What is the number that goes on Line 15 of Form 1095-C?

Calculating the 'Employee Required Contribution' for an ICHRA program tax reporting.

Kyle E avatar
Written by Kyle E
Updated over a week ago

Applicable Large Employers (ALEs) are subject to the employer shared responsibility provisions of the Affordable Care Act - also known as the "employer mandate." Per the mandate, the ALE must either offer minimum essential coverage that is “affordable” to their full-time employees or make an employer shared responsibility payment (ESRP) to the IRS.

What is an "Affordable" offer of coverage?

In general - whether offered health insurance coverage via a traditional group plan or an ICHRA - measuring the affordability of the offer of coverage is based on a measure of the monthly employee contribution (i.e., the employee's share of the insurance premium) vs. the employee's income.

While the specific numbers vary year-to-year, the rules essentially indicate that people shouldn't have to spend more than ~9% of income on health insurance premiums.

What is the Employee Required Contribution on Line 15?

Line 15 of Form 1095-C captures the monthly Employee Required Contribution for self-only (or employee-only) coverage.

For an ICHRA program, calculating the monthly Employee Required Contribution for Line 15 is a bit more complex than with a traditional group health plan. This is because health insurance premiums in the individual market tend to vary by geography and age. Don't worry - Take Command has the market data and is here to help!

The simple formula for calculating the amount to enter on Line 15 is below:

Employee Required Contribution = LCSP Premium - ICHRA Allowance

LCSP = Lowest-cost silver plan an employee could purchase on the marketplace

ICHRA Allowance = Amount of $$ employer offering per month via ICHRA program

To calculate the LCSP premium, we need to look at geographic location (either the employee's address or employer's work-site location) and the employee's age.

Can you provide an example calculation?

Here you go:

  • John Doe works for Acme Corporation, an ALE per IRS definition

  • John Doe receives an ICHRA offer of $500 / month

  • John is 40 years old and based on where he lives, the premium for the lowest-cost silver plan (LCSP) available on the marketplace is $650 / month

  • John receives a 1095-C from his employer at the end of the year with $150 / month noted as the Employee Required Contribution on Line 15

    • LCSP = $650

    • ICHRA Allowance = $500 (i.e., employer's contribution)

    • Employee Required Contribution = $650 - $500 = $150

Note: For IRS reporting purposes, it does not matter what health insurance plan John Doe actually enrolled in and the premium $$ amount. All that matters for affordability purposes is the premium of the LCSP.

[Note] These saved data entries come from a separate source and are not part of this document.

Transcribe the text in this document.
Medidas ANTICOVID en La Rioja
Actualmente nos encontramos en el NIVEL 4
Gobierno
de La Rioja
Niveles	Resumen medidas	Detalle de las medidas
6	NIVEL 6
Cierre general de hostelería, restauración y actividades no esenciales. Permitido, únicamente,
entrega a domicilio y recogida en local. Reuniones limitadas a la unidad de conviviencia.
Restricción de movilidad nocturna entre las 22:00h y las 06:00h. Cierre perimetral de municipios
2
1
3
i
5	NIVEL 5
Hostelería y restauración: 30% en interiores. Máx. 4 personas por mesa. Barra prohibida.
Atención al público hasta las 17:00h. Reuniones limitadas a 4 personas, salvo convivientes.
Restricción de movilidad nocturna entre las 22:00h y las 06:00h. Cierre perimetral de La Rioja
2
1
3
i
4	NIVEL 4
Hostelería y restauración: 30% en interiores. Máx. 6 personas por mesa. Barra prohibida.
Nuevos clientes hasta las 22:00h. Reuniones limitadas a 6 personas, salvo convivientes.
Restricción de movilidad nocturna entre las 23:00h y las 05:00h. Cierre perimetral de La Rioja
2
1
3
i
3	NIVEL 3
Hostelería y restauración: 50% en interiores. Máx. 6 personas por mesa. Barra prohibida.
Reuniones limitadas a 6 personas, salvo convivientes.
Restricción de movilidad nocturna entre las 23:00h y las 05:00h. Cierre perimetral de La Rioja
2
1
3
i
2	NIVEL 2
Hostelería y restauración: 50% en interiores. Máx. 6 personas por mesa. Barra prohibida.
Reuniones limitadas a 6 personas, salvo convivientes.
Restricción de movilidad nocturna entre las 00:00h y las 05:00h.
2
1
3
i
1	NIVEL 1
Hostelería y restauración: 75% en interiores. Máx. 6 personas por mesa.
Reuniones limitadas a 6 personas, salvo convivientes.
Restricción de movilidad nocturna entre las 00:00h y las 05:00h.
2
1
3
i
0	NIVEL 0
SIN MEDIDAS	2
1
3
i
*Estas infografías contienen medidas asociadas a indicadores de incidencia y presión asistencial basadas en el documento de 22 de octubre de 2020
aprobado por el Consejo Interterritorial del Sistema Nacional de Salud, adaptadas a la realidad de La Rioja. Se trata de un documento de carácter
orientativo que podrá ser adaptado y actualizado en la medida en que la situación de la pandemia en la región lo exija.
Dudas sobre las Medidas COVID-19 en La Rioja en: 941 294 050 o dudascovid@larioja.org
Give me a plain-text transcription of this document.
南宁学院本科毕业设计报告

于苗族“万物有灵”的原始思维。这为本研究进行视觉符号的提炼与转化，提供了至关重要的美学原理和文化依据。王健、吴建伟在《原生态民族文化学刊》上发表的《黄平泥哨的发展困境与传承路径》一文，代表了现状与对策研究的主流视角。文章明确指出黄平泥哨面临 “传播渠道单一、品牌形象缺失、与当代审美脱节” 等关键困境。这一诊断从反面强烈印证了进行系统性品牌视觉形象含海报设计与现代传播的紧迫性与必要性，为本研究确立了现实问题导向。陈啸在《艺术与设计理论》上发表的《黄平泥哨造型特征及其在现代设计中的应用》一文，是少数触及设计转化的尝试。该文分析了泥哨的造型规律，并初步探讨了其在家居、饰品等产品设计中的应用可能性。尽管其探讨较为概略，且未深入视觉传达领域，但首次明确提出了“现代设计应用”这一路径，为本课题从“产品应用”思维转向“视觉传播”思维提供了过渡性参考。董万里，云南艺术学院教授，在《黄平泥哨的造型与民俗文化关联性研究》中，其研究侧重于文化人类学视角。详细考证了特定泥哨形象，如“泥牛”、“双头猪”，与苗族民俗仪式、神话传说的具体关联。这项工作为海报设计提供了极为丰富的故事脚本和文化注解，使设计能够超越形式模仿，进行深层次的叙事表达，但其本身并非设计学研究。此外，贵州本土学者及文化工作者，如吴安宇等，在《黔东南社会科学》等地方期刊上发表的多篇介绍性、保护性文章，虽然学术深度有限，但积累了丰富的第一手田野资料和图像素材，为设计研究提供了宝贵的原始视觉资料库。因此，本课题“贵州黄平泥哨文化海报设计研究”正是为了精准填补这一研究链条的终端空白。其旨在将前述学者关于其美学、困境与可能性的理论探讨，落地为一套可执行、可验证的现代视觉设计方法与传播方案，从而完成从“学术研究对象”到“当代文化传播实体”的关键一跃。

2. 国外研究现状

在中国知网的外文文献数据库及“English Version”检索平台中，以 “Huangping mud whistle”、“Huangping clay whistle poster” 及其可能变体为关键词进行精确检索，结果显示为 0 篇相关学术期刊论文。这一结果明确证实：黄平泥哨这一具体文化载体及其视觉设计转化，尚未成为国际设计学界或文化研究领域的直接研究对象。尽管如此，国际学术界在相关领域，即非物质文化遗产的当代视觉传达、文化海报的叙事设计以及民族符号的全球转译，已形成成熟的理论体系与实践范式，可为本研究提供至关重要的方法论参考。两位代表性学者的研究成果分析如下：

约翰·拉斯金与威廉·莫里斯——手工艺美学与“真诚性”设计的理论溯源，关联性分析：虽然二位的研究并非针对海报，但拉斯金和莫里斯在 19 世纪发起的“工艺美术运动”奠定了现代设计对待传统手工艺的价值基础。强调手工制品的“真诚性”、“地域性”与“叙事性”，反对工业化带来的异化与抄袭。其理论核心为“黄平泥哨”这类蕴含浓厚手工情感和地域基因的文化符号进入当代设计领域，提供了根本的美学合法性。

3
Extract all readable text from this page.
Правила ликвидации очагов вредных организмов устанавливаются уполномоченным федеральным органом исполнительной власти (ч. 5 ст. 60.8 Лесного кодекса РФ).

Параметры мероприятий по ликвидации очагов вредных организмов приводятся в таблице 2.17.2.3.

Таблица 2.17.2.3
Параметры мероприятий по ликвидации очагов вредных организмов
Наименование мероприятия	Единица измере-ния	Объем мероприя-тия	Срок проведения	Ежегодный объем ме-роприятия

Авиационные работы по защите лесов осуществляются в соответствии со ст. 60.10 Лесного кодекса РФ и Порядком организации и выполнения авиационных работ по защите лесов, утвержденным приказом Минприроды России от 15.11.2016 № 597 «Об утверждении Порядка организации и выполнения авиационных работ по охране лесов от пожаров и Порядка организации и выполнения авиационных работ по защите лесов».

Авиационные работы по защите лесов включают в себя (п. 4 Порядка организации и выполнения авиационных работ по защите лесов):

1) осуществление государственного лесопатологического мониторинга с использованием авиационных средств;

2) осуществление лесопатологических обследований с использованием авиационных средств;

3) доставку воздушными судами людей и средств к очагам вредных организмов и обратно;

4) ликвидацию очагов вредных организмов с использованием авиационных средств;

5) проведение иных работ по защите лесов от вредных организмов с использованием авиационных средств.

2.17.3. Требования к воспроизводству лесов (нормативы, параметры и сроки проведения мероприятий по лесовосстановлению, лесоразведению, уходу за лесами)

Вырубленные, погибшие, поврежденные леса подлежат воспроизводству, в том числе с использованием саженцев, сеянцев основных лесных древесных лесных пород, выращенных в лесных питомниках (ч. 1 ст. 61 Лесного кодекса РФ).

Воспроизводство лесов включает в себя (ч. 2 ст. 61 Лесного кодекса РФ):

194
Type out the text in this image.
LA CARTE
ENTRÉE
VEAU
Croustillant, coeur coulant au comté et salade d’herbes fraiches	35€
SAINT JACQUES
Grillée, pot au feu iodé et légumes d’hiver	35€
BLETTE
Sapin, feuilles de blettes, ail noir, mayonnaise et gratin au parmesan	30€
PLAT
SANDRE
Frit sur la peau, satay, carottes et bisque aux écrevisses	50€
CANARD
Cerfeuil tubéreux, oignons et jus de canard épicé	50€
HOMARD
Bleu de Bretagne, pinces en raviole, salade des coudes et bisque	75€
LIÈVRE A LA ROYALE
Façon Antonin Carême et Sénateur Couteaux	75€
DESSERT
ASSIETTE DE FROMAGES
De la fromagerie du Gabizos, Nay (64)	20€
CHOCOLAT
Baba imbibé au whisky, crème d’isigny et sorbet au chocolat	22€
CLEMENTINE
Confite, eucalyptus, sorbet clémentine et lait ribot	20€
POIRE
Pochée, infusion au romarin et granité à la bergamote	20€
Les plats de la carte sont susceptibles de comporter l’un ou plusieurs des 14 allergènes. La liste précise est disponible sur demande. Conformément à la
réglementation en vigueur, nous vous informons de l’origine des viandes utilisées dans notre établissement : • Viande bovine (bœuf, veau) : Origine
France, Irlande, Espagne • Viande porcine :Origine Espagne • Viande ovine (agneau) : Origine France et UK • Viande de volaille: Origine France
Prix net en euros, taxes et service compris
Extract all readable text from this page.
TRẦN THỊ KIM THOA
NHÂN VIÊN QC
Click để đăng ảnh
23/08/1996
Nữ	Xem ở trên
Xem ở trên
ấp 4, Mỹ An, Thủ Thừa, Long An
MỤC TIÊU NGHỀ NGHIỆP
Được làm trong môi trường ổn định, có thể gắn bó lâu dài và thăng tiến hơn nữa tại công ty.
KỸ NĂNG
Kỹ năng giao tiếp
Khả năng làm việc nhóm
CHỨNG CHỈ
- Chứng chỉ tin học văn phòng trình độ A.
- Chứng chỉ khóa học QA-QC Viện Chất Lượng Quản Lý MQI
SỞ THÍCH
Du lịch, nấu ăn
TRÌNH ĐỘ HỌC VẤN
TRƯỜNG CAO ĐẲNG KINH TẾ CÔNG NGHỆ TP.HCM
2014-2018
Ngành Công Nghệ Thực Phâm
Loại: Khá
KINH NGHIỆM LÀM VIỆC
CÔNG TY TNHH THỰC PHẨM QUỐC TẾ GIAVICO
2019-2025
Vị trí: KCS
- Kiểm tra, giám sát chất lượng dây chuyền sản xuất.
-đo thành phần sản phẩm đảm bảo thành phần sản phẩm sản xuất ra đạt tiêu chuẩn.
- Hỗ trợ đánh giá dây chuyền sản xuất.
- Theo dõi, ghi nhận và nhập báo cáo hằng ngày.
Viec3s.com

Can you provide additional resources?

For more on the topic of affordability and ICHRA:

As a reminder, Take Command Health is not a licensed tax preparer. Please consult a tax professional or attorney if you have questions.

What if the offer of coverage is not considered affordable?

For employees not provided an affordable offer, they can decline the ICHRA allowance. If they wish, they can choose to go on the public marketplace and enroll in an individual health plan while receiving government-funded subsidies (premium tax credits) to help pay for coverage.

In these situations, (1) If the coverage offer was unaffordable and (2) The employee received premium tax credits to help pay for their individual plan premium, the employer is subject to an ESRP (“Part B Penalty”) of $4,120 / year or $343.33 / month in 2022 per employee.

Note: While following the requirements of the employer mandate when offering an ICHRA are recommended, there are situations where an employer finds making an ESRP can be more cost-effective, without harming an employees’ opportunity to gain health insurance at an affordable rate on the public insurance marketplace.